Based on the findings of Study 1, most of unvaccinated individuals are still weighing the benefits and risks of receiving COVID-19 vaccines. For them, the risks of vaccination are still much greater than potential harm from the disease. Intervention efforts, therefore, should consistently focus on communicating the safety and efficacy of COVID-19 vaccines at multiple levels of influence [59]. Consistent, targeted messaging should be conducted on platforms most frequently used by young people, including social and digital media [66]. This should contribute to both immediate and gradual increases in vaccine uptake. For a long-term perspective, vaccine promotions are recommended to be paired with describing how susceptible individuals are to contracting COVID-19 and how severe infections can be. According to the HBM [67], performing a recommended behavior, which is to receive COVID-19 vaccines, is unlikely to occur when individuals do not see COVID-19 as a viable threat.

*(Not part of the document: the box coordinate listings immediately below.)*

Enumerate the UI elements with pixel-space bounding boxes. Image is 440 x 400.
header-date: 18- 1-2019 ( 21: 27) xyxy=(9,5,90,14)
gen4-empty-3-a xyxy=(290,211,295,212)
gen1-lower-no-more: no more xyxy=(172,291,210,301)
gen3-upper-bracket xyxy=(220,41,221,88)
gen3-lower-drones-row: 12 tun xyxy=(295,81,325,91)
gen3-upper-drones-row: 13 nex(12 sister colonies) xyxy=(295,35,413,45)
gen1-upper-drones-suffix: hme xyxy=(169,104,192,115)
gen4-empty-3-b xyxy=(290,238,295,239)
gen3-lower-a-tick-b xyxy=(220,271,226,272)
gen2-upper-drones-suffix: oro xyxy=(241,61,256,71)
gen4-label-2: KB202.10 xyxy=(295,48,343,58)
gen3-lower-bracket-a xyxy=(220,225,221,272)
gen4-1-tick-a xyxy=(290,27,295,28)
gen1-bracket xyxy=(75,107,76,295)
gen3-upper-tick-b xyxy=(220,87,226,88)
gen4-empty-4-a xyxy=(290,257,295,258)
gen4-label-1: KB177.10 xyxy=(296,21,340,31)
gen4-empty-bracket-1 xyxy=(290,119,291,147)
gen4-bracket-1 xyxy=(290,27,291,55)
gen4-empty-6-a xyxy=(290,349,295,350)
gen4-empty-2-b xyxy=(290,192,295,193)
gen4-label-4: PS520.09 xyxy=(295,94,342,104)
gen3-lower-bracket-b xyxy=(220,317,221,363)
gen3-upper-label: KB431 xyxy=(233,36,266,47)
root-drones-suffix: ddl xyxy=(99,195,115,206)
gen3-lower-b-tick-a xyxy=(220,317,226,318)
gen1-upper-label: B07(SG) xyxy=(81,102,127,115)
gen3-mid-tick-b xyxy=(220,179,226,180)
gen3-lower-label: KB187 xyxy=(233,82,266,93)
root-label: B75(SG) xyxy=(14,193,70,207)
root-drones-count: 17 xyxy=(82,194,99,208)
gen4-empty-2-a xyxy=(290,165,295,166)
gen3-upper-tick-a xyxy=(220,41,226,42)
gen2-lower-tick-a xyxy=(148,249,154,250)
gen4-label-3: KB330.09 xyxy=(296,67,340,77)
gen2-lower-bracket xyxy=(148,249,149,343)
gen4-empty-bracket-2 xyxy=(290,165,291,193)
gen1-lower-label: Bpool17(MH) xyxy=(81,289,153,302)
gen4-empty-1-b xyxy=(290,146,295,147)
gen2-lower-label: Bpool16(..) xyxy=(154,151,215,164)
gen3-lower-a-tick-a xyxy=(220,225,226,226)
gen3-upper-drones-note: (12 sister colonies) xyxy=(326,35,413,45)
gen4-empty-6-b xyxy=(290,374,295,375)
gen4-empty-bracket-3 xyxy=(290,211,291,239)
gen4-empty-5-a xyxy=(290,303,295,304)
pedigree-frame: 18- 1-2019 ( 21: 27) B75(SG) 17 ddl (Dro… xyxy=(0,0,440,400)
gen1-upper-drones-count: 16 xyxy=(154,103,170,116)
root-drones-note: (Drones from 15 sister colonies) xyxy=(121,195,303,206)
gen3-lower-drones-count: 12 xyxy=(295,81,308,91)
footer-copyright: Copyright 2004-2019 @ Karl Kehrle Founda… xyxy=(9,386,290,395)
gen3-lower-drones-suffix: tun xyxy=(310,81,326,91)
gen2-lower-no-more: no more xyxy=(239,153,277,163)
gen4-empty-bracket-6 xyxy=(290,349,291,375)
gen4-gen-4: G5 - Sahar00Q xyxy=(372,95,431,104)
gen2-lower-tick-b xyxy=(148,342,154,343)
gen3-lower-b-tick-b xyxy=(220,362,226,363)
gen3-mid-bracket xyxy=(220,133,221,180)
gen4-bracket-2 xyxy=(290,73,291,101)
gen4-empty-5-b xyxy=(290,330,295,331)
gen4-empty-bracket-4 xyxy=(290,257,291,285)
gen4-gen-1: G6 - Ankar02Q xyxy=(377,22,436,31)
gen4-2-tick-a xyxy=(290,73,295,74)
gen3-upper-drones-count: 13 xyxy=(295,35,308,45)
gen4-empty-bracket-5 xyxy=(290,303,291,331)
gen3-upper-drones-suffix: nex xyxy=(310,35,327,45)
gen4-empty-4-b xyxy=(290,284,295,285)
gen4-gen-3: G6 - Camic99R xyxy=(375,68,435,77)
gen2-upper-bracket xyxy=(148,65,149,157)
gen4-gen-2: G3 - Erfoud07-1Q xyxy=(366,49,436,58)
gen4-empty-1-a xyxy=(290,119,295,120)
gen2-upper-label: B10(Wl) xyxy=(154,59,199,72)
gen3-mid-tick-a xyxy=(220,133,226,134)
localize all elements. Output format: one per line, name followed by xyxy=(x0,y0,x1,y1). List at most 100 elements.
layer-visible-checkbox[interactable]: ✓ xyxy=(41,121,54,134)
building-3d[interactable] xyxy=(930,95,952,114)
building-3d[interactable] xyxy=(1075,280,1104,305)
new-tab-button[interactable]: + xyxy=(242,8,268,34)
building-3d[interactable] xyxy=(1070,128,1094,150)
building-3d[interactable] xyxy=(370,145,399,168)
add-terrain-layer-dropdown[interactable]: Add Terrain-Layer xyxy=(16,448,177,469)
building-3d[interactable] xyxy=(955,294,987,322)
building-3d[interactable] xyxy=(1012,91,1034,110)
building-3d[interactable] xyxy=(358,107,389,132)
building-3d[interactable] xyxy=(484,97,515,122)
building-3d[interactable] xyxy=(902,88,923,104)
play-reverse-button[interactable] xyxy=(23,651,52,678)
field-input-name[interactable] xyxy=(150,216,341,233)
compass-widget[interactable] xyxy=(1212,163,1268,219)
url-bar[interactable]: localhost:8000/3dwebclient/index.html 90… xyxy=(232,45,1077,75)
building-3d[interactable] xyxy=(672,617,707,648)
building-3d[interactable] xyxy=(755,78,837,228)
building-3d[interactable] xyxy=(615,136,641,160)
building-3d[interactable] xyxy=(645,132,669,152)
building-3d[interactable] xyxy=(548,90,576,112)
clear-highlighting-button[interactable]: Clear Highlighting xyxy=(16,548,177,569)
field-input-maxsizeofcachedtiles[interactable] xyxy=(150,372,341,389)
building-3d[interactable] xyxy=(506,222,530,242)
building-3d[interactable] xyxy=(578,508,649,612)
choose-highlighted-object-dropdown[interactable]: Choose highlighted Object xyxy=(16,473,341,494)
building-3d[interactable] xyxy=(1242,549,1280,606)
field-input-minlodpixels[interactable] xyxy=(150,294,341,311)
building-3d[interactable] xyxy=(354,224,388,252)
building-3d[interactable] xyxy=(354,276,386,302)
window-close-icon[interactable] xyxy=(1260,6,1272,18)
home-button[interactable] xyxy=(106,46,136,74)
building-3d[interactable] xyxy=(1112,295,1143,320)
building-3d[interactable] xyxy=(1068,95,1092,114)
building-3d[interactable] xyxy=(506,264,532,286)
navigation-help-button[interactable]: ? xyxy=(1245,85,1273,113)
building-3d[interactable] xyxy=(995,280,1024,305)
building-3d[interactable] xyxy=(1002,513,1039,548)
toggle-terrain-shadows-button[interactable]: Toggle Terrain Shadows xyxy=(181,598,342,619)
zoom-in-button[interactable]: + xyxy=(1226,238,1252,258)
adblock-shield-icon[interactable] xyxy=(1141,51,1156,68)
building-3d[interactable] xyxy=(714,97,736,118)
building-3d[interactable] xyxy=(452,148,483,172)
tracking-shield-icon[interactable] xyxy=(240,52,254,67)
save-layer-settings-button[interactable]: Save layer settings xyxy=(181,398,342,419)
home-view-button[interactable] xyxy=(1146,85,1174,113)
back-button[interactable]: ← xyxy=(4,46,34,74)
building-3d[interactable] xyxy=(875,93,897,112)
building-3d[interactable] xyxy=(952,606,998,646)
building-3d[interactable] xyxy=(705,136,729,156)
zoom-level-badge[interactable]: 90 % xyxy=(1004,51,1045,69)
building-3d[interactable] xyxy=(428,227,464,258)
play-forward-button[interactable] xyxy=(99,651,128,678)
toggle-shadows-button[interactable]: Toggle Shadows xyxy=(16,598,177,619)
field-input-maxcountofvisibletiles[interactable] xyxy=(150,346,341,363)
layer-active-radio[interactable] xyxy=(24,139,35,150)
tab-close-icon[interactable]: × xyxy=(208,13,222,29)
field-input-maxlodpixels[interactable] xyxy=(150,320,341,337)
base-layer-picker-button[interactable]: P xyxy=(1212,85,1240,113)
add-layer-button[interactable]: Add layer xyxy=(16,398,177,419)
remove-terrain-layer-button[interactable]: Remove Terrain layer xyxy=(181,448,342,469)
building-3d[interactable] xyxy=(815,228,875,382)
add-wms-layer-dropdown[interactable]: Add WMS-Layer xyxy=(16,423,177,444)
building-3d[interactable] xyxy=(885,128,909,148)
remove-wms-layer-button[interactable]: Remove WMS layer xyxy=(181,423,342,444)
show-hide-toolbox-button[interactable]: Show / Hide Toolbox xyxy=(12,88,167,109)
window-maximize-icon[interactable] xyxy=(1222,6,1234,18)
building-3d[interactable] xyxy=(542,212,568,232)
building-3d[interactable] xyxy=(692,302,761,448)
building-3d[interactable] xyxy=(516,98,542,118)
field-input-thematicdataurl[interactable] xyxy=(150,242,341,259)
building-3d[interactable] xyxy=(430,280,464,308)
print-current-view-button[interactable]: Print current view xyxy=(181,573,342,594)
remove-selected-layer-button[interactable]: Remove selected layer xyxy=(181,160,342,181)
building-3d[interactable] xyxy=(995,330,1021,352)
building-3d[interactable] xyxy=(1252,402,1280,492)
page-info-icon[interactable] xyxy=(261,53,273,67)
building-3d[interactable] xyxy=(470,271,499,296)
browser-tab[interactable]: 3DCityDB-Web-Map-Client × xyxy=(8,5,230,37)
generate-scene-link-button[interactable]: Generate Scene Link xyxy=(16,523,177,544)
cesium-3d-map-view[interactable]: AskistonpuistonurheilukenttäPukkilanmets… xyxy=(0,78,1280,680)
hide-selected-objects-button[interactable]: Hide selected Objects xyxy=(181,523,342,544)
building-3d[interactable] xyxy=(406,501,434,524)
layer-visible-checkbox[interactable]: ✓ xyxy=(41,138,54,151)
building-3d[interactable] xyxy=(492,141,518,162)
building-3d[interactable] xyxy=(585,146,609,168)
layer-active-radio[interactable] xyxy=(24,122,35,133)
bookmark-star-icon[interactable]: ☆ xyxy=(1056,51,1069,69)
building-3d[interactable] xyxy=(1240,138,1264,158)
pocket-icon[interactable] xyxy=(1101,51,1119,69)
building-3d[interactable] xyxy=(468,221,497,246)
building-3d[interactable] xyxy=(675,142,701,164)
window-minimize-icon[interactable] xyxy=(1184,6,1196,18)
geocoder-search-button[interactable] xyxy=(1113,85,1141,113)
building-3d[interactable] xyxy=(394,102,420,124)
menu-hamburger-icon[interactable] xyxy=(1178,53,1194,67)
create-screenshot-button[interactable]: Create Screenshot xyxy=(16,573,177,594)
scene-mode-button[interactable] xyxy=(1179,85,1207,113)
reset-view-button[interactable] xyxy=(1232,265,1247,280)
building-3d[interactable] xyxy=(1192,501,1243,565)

Over the course of the COVID-19 pandemic, it has become clear that vaccine promotions should not take the “one-size-fit-all” approach [68]. Diverse demographic groups, such as racial/ethnic minorities [69,70,71] and LGBTQIA community members [72], have received empirical attention, but a focus on various geographical segments is somewhat limited. In this light, this study builds up on previous research providing a unique regional perspective [73,74,75].

Limitations

This study has several limitations. First, both Study 1 and Study 2 used a convenience sampling recruited from social media and online promotions. This may limit the generalizability of findings. Second, the findings of both Study 1 and Study 2 might not be applicable to other regions in the U.S. or worldwide. Finally, the findings of both Study 1 and Study 2 do not have any empirical data to suggest how to communicate with this audience group; rather, the findings inform what to communicate when targeting hesitant young adults.

Conclusion

This study identified several barriers to receiving COVID-19 vaccines by conducting a series of focus groups and in-depth interviews. Particularly, participants perceived there to be financial interest by both the CDC and the pharmaceutical drug companies. There was also a fear of the unknown related to the vaccines (e.g., infertility), and/or the virus itself, (e.g., long-term COVID). Through an online survey, this study also uncovered that stronger confidence in COVID-19 vaccines would play an important role in unvaccinated individuals’ intention to get vaccinated in the near and distant future. The strength of this study lies that the predictors of individuals’ intention to receive COVID-19 vaccines in the near future (i.e., in the next month) are vastly different from those of distant-future intention (i.e., three to five years later). This shows that there is a window of opportunity for health promotion and education to influence young people’s vaccine behaviors. To increase the vaccination rates among individuals in their 20s in the short-term, it is important to communicate the safety and efficacy information about the vaccines and address any concerns about profits and monetization associated with COVID-19 vaccines. Future research should be conducted to better understand how young people make decisions about COVID vaccines following promotional messaging. Given that there is a chance the world must “live” with COVID-19 for a longer period of time, it is recommended for public health and communication professionals to continue to communicate with hesitant young adults so that they can acknowledge that benefits of receiving COVID-19 vaccines outweighs the risks; and they can evaluate how susceptible they are to contracting COVID-19 as well as how severe infections can be.